Водяной хотел нырнуть, спрятаться на дне, зарыться в ил — но не мог. Тело не слушалось. Вода вокруг него начала закипать, превращаться в пар, и вместе с паром из него выходило что-то другое. Что-то, что делало его водяным.
Влага. Жизнь. Память.
— Отец!
Крик донёсся откуда-то издалека, но водяной уже почти не слышал. Он чувствовал, как его кожа трескается, как борода превращается в сухую паклю, как глаза — его мутные, старые, добрые глаза — высыхают и лопаются.
Он хотел крикнуть дочери: «Беги!» — но из горла вырвался только сип.
Последнее, что он увидел перед тем, как тьма поглотила его навсегда — фигура на берегу, опускающая посох, и двое позади неё. Они стояли молча, как статуи. Звериный силуэт, горящие глаза, на шеях — клейма, похожие на те, что ставят скоту.
А потом — ничего.
Старшая русалка вынырнула из омута, когда на берегу уже никого не было.
Она не спала. Она никогда не спала в полнолуние — луна звала её наверх, на берег, водить хороводы с сёстрами. Но в эту ночу что-то удержало её в глубине. Тревога. Сосущая, холодная тревога, от которой мурашки бежали по рыбьему хвосту.

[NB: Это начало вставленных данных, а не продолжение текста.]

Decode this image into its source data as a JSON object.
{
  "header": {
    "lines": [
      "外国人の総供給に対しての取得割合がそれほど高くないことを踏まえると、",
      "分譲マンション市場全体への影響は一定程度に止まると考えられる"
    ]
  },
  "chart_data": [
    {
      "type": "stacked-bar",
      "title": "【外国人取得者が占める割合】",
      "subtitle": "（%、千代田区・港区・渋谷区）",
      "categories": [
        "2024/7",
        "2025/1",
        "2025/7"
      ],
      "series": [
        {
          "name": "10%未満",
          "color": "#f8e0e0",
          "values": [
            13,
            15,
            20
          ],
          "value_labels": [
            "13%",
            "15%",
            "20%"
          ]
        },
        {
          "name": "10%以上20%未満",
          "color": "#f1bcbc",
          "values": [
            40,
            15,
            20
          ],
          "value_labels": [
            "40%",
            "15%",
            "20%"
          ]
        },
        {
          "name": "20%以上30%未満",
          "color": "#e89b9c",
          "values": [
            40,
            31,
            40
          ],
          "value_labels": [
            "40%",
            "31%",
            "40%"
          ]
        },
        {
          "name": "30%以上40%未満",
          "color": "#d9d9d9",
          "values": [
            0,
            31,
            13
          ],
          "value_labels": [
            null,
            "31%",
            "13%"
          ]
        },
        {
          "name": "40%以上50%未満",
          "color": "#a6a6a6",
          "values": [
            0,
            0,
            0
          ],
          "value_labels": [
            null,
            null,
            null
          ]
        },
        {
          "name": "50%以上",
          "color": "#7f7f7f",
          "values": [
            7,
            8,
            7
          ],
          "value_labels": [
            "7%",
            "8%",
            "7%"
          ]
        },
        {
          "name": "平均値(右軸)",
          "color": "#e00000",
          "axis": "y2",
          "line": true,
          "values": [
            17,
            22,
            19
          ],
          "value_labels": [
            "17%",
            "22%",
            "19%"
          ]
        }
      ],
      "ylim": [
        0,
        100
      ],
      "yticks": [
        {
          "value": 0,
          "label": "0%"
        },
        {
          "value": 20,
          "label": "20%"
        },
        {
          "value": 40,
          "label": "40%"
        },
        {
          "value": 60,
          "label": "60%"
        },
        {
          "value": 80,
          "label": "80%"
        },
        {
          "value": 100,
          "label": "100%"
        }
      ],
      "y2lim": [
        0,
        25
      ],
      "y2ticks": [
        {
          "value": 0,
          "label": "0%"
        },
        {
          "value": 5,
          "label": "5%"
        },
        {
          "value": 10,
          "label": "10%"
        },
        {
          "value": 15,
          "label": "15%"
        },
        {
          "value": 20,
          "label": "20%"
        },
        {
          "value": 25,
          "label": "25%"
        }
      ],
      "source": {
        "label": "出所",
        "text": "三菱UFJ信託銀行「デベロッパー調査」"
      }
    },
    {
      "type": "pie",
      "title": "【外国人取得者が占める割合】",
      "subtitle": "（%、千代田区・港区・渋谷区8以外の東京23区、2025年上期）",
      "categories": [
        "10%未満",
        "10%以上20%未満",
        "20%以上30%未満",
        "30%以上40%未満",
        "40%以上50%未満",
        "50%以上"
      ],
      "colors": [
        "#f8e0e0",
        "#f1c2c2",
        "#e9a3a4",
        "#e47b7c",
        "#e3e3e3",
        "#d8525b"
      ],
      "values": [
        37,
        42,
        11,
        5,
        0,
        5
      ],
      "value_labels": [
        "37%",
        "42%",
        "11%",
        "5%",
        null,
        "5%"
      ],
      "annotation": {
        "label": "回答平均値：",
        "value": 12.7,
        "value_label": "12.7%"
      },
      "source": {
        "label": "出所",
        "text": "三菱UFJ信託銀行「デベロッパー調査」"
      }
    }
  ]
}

Она подплыла к отцу и застыла.
Он лежал на берегу. Высохший. Сморщенный. Похожий на старую корягу, которую выбросило волной. Только борода из тины ещё напоминала, что когда-то это был он — великий водяной, хозяин омута, её отец.

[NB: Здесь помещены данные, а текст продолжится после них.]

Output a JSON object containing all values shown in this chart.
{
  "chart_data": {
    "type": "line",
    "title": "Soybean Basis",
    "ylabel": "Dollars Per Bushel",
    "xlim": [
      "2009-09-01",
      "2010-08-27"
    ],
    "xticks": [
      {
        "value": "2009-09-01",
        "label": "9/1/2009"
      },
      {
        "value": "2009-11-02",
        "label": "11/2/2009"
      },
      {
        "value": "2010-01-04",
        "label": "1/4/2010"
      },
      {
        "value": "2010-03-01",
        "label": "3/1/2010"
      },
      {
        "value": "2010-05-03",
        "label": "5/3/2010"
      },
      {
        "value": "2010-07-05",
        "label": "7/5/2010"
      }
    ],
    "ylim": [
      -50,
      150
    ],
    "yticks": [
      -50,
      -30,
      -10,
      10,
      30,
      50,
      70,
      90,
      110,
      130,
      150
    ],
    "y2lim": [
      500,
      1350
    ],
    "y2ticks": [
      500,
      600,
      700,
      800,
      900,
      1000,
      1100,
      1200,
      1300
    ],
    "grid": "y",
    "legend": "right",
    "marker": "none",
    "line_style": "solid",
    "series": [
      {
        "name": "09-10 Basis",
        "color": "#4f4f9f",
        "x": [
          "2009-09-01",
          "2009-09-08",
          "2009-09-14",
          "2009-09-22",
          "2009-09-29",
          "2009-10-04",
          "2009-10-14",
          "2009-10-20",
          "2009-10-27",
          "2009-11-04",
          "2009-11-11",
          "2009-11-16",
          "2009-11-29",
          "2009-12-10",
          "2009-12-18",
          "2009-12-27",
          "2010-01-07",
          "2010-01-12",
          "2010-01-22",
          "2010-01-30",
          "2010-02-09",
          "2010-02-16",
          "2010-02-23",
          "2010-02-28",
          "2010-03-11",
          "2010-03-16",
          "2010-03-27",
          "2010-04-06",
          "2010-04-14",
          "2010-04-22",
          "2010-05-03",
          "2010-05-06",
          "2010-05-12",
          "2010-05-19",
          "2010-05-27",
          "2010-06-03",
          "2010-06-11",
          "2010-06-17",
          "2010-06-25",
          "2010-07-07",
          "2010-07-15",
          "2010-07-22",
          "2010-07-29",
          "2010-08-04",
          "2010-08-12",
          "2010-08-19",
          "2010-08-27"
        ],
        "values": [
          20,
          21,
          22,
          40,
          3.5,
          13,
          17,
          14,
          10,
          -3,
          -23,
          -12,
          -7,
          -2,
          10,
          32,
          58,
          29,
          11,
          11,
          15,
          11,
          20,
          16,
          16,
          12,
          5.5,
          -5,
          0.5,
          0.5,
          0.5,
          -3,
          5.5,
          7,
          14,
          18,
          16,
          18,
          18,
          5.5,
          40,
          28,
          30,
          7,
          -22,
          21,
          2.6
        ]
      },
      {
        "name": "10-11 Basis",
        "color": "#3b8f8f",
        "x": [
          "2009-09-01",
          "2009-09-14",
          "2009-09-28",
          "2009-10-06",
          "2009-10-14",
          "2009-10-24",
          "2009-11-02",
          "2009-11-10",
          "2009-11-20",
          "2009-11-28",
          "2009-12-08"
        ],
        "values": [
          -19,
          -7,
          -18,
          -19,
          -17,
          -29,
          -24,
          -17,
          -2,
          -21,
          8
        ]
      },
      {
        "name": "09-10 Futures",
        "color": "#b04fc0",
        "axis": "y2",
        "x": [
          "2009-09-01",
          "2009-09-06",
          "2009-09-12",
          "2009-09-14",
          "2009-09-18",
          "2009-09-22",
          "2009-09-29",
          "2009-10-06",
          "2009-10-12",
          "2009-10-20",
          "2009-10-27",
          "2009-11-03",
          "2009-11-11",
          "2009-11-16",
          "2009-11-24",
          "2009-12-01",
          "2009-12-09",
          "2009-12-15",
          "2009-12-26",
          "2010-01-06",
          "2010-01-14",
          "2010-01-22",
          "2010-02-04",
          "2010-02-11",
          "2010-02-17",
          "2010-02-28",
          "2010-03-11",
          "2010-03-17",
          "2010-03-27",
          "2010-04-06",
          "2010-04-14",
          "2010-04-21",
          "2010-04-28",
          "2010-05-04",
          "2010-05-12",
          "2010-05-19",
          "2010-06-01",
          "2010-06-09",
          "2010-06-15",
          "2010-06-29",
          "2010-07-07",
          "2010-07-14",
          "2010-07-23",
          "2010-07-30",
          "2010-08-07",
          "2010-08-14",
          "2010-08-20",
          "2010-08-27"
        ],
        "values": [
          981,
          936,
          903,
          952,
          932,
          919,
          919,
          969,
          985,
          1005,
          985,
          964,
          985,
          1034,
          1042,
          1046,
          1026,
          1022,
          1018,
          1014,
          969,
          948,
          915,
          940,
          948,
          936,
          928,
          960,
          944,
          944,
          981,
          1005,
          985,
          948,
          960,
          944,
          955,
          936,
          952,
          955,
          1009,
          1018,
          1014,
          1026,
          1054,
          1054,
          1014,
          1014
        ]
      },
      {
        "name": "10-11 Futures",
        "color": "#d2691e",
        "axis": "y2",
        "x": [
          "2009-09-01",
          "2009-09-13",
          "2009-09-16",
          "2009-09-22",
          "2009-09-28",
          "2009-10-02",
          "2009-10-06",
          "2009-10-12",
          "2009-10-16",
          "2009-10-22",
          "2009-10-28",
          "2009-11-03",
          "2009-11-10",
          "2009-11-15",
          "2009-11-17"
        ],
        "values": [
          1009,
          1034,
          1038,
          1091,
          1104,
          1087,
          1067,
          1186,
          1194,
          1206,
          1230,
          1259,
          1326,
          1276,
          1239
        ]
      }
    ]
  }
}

— Нет... — прошептала русалка. — Нет, нет, нет...
Она попыталась поднять его, утащить в воду — вдруг вода оживит? Но тело было лёгким, как труха, и в руках у неё остались куски сухой кожи.
Русалка закричала.
Крик разнёсся над водой, над лесом, над спящим городом вдалеке. Но никто не откликнулся. Только филин ухнул в ответ, да ивы печально склонились над берегом.

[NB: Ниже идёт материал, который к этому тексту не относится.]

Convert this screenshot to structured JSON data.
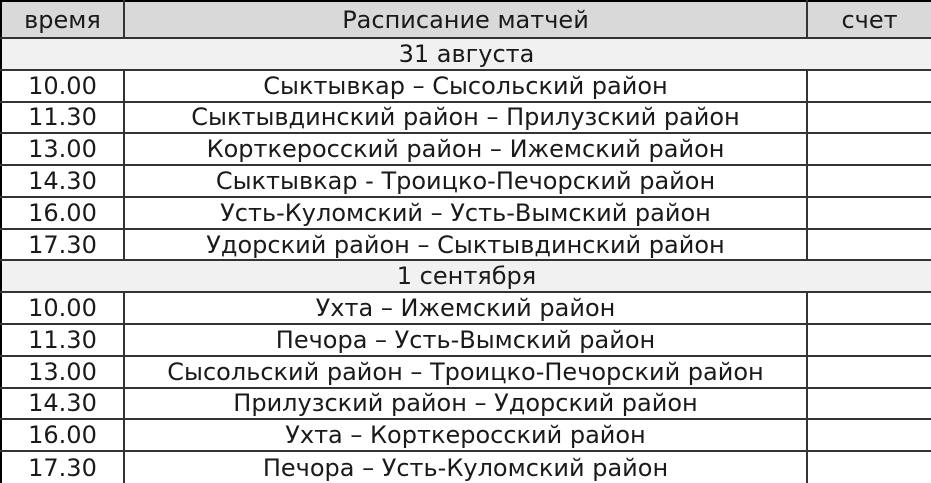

Всю ночь она просидела рядом с телом. Обнимала его, поливала водой, прижимала к груди, надеясь, что ошиблась, что отец просто спит, что утром он откроет глаза и скажет: «Глупая, чего ревёшь?»
Но утро пришло, а отец не открыл глаза.
И тогда русалка поняла: ей нужна помощь. Не у духов — они все здесь, свои, они ничем не помогут. Ей нужен тот, кто умеет находить тех, кто убивает. Тот, кто ходит между мирами. Тот, кто сам не совсем человек.
В городе, в Ямской слободе, в Кривом переулке, была контора. Маленькая, невзрачная, с табличкой «Волков М. Сыскные дела. Конфиденциально».
Говорили, хозяин её берётся за самые странные дела. Говорили, он сам — не совсем человек. Говорили, он может помочь.
Русалка вытерла слёзы, поцеловала отца в сухой, шершавый лоб и скользнула в воду. До города плыть долго, но она доплывёт. Она должна.
За ней, из-за ив, наблюдала старая кикимора.
Она видела всё. И человека с пустыми глазами, и двоих с клеймами, и как умер водяной. Она спряталась в корнях, затаила дыхание, и они её не заметили.
Теперь она смотрела вслед русалке и думала: говорить или нет? Лесной суд соберётся только через три дня. А если рассказать кому-то раньше — те, с клеймами, вернутся. Они ищут свидетелей.
Кикимора вздохнула и уползла глубже в болото. Поживём — увидим.